Phenotype V represents a younger but higher-scoring patient, and this phenotype may become an independent phenotype, probably due to lung compliance. The parameters of MV did not appear to have an effect on these aspects of the patients, and the prognosis of the patients were good. Phenotype II is different from phenotype III, as the patients classified as phenotype II have higher scores, but they are not considerably different in terms of age. These patients had poor organ function which may not be only reflected from the lung-related variables, so these patients may form an independent group as phenotype II. The last group is phenotype I, which represents the majority of clinical patients and the most homogeneous group. We further analyzed the departments in which the patients were admitted and found that phenotypes I, III, and V were from surgery, and phenotypes II and IV were from internal medicine.

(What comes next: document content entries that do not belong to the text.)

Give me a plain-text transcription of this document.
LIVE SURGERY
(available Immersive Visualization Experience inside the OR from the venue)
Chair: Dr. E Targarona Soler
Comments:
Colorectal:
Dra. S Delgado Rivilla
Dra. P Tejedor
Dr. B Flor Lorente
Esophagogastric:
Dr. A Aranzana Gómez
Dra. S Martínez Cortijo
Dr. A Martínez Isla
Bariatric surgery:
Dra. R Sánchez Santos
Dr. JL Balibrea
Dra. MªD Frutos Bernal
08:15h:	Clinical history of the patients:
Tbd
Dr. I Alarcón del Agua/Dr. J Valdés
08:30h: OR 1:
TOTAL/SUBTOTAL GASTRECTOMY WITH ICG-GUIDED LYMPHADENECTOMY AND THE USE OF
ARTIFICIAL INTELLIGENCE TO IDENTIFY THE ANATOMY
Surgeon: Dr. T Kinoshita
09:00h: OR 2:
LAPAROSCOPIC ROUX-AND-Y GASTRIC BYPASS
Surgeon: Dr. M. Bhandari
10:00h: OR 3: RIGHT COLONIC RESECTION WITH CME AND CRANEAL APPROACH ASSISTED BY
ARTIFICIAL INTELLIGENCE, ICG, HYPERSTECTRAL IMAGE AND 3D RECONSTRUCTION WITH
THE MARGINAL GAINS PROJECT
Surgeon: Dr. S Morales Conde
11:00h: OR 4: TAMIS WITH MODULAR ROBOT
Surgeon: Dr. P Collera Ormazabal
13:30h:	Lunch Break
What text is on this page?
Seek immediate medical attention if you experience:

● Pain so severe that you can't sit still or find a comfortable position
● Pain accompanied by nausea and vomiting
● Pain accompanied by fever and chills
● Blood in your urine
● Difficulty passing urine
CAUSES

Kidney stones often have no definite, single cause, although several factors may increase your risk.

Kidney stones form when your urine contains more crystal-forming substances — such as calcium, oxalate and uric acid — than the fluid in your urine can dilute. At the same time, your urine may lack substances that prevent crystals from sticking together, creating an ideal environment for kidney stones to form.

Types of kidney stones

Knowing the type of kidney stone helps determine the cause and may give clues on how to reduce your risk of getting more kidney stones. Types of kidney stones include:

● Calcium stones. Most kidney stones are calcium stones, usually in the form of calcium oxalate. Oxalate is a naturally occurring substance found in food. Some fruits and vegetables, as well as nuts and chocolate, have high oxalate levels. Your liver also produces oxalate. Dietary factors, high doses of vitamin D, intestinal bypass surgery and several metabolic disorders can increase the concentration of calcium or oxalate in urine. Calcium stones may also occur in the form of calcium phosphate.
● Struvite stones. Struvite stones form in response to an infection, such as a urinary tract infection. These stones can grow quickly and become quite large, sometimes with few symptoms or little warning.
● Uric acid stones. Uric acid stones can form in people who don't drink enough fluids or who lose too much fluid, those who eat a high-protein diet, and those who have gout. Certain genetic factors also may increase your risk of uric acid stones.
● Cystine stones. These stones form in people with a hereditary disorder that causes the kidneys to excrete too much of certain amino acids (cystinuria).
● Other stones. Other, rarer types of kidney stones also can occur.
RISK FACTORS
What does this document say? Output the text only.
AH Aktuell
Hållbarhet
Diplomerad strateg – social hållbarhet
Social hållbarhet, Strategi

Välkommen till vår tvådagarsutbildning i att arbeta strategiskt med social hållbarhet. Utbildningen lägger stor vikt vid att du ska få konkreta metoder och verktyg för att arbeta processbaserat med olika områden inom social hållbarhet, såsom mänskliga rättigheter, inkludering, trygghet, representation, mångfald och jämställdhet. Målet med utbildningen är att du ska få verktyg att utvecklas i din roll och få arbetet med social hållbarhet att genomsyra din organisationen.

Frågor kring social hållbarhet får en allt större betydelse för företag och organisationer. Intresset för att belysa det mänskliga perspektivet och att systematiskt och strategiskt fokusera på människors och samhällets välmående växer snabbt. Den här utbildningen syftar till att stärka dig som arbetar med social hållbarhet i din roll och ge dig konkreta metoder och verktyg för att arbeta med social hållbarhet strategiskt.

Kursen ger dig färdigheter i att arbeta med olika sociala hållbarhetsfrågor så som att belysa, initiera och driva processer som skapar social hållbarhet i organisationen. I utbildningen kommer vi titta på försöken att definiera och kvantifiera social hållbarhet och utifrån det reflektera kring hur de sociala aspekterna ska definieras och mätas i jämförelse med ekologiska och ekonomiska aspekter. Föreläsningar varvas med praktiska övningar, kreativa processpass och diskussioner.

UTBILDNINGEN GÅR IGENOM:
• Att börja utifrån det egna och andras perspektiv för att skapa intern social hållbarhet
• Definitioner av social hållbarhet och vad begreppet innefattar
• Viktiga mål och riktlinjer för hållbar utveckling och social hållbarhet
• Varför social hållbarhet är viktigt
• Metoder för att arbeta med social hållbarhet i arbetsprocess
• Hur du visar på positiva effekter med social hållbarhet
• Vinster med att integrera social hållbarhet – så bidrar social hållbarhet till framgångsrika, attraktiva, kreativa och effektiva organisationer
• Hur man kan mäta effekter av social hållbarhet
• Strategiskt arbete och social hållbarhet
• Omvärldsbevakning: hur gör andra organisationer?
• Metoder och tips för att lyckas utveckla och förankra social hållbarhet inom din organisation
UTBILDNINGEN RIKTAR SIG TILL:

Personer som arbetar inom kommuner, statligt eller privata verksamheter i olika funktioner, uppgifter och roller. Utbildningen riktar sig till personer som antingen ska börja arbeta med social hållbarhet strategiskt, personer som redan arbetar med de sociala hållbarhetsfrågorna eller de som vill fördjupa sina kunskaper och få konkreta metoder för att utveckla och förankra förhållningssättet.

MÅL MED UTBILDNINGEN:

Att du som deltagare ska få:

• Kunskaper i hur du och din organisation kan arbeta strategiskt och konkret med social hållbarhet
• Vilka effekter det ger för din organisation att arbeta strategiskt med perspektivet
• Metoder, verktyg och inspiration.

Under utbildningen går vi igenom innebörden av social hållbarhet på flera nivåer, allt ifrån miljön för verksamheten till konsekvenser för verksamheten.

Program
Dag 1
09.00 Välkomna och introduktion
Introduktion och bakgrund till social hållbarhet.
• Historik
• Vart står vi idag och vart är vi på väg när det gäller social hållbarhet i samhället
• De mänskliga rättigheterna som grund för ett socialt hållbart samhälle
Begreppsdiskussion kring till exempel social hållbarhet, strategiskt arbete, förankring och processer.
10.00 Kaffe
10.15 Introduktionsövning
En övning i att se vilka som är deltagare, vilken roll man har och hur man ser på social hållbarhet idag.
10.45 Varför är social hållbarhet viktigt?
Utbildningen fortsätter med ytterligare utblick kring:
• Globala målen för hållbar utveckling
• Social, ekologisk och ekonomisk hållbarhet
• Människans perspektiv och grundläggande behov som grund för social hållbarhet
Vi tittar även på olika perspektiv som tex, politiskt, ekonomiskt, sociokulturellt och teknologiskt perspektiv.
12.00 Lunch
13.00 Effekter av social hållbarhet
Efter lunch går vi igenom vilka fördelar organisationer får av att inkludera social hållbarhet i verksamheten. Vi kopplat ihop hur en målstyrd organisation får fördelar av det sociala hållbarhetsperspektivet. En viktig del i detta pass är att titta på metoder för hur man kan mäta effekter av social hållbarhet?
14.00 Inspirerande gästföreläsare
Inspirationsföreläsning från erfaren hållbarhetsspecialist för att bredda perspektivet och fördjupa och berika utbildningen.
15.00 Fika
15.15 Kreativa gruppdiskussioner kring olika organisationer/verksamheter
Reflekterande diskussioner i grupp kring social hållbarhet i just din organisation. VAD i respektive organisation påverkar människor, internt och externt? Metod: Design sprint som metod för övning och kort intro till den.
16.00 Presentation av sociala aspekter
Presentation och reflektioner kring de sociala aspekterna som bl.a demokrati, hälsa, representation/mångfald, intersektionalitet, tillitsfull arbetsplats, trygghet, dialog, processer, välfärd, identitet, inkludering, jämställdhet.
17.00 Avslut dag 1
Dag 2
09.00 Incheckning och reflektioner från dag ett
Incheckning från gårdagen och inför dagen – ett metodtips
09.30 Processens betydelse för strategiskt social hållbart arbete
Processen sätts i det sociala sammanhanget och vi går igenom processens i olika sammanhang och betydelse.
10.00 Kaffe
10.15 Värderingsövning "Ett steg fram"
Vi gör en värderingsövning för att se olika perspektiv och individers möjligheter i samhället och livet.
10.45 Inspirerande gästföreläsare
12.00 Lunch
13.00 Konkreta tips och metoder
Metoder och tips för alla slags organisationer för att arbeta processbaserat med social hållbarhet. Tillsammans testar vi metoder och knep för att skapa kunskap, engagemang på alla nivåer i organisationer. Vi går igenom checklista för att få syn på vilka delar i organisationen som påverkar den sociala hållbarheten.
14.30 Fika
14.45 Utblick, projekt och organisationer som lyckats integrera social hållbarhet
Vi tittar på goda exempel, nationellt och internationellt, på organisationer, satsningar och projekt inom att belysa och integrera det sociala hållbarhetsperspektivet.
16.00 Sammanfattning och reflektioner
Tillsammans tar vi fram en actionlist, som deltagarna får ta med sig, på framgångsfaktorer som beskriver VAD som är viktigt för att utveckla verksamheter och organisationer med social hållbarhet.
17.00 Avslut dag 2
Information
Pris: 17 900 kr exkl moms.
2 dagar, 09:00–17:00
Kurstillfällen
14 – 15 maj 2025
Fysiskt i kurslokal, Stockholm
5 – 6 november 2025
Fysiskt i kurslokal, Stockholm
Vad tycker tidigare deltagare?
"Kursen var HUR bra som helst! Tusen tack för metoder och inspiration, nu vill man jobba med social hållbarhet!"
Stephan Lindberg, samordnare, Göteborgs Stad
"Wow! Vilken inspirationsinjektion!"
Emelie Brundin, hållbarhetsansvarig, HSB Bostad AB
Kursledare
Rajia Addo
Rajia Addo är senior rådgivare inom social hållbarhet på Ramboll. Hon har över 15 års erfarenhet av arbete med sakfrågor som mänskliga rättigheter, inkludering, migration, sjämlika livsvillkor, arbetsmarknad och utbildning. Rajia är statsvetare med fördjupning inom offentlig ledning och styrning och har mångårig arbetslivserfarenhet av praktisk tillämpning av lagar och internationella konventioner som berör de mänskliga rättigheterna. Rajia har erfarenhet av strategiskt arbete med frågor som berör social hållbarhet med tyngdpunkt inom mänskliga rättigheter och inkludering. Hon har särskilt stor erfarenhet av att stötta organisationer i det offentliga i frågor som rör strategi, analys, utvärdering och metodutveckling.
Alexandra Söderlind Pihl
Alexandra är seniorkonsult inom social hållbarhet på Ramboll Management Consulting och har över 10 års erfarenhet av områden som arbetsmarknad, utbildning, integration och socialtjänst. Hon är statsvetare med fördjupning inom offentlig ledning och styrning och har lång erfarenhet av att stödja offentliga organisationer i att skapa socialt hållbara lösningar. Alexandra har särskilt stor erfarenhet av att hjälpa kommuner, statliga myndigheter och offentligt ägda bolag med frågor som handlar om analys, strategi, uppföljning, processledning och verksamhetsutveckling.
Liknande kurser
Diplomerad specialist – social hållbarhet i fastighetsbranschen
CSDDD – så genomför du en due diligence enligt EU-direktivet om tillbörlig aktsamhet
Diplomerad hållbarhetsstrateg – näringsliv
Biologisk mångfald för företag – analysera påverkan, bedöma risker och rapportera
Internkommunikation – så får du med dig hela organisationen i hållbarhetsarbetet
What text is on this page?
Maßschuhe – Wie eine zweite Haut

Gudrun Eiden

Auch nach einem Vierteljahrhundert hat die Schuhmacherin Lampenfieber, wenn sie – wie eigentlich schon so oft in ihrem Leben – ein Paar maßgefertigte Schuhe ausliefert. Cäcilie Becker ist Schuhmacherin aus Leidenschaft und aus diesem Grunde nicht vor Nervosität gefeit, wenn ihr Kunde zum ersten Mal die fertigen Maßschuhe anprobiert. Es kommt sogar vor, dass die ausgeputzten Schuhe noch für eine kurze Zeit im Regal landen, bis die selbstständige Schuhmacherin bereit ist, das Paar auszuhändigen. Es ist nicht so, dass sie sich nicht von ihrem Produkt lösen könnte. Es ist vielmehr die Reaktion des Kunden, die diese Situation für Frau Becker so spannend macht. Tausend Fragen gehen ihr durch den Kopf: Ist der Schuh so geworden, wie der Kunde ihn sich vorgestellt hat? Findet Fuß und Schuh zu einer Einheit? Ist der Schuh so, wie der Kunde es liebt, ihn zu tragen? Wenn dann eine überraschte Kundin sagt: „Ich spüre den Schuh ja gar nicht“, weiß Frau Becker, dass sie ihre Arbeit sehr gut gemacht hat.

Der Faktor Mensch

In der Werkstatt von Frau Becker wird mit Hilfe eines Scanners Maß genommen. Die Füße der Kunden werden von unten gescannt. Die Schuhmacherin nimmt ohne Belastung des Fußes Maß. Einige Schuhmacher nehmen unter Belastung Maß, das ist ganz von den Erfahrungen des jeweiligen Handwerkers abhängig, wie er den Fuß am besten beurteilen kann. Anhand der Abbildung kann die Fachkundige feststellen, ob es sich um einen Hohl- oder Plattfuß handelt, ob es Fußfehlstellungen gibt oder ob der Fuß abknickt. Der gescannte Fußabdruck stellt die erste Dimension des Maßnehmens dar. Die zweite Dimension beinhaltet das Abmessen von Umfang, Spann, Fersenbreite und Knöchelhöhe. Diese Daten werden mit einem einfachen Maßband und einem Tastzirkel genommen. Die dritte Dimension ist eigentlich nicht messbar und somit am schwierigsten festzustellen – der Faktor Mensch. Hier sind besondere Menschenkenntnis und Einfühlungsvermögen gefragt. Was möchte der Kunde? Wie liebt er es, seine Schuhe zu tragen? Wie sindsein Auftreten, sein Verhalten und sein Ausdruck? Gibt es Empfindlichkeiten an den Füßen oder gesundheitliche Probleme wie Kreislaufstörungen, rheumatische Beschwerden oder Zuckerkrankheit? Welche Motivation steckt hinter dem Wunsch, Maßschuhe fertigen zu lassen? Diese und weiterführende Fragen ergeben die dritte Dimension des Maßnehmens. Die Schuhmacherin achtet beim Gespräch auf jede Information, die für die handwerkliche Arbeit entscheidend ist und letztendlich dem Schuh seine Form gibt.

This study also has some limitations. First, although it was a big data study, there was a training set combined with a verification set to validate five phenotypes. We used the data from the MIMIC III cohort to demonstrate our findings. However, this model still needs to be clinically verified by a prospective study. Second, the study included general information, ventilator parameters and circulation and perfusion indicators, as well as the balance of input and output (residual characteristics) within 24 h of the day, which take into account some of the indicators commonly considered in clinical use of MV. It is not known whether it is necessary to include all the indicators that can be obtained and recorded in the clinic or to combine some indicators. Third, many of the parameters included in this study are related to clinical decision making. For example, PEEP, VT and other parameters are more decisions of the clinician than the patient's own respiratory mechanics. Therefore, phenotypic analysis in different institutions may conclude different results. The current conclusion of this study requires further multicenter validation if possible.

Conclusions

In this retrospective analysis, respiratory and circulatory data were obtained from patients undergoing MV from two databases. Five ventilator-related phenotypes were obtained, and from these five phenotypes, Profiles II and IV were both related to mortality, and Profile IV was more significant in higher mortality caused by mechanical ventilation parameters. These five new identified phenotypes of critically ill patients undergoing MV may be helpful in the future identification and interpretation of clinically high-risk patients.